Louis Segond (3 May 1810 - 18 June 1885) was a Swiss theologian who translated the Bible into French from the original texts in Hebrew and Greek.

Segond was born in Plainpalais, near Geneva. After studying theology in Geneva, Strasbourg and Bonn, he was pastor of the Geneva National Church in Chêne-Bougeries, then from 1872, Professor of Old Testament in Geneva.

==Biography==
Segond was born into a family of modest wealth, the son of Joseph Segond, a shoemaker, and Jeanne Christine Dufour. His father was a French Catholic from Pariset, while his mother was a member of the Protestant Church of Geneva, the denomination he would be baptized into. Segond entered the Academy of Geneva in 1826, where he studied natural sciences. Afterward, he joined the theological department of the University of Strasbourg. During that time, he spent a year and a half working in Bonn and another year in Eisenach. In 1839, he became pastor of the Genevan Church in Chêne-Bougeries.

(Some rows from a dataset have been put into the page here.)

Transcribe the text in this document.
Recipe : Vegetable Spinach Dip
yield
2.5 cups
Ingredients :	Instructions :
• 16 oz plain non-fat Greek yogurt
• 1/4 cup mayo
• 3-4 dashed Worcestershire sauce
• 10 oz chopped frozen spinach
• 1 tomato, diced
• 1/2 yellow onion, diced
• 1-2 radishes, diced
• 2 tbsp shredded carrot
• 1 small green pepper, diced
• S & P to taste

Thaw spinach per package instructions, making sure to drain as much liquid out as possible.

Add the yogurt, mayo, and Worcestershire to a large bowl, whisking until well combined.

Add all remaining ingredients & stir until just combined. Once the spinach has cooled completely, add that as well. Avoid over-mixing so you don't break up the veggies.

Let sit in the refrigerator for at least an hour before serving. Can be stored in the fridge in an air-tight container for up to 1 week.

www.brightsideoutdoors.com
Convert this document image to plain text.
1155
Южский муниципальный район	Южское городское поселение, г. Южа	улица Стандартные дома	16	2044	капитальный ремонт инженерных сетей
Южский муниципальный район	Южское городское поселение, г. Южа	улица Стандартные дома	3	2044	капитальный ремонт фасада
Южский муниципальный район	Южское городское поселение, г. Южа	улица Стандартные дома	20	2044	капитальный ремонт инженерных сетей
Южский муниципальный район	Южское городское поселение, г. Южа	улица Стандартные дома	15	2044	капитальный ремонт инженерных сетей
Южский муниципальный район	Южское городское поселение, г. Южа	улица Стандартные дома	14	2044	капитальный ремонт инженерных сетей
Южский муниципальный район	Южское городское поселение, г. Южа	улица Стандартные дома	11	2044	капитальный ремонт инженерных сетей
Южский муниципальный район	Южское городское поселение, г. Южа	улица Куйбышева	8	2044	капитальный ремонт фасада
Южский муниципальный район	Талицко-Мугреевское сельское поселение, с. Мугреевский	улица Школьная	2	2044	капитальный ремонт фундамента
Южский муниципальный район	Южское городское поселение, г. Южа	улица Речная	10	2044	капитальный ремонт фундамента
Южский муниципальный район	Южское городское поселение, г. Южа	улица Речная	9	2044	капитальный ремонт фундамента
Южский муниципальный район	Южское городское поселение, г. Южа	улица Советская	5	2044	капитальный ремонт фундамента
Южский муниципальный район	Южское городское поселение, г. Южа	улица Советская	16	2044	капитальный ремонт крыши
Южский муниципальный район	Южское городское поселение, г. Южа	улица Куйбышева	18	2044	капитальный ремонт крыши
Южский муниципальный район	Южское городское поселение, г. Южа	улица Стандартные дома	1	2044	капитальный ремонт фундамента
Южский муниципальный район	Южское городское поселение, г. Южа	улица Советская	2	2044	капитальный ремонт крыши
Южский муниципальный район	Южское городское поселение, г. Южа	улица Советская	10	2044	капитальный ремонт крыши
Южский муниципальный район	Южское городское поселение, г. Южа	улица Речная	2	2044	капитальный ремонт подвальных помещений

Segond served as military chaplain of the 2nd Genevan Battalion during the Sonderbund civil war of 1847. In 1871, he returned to the University of Geneva to become a professor studying the Old Testament. The translation of the Old Testament, commissioned by the Vénérable Compagnie des Pasteurs de Genève, was published in two volumes in 1871. It was at this time that he began to work on his translation, work that would be completed in 1880. A revised edition was commissioned for and published by the British and Foreign Bible Society in 1910.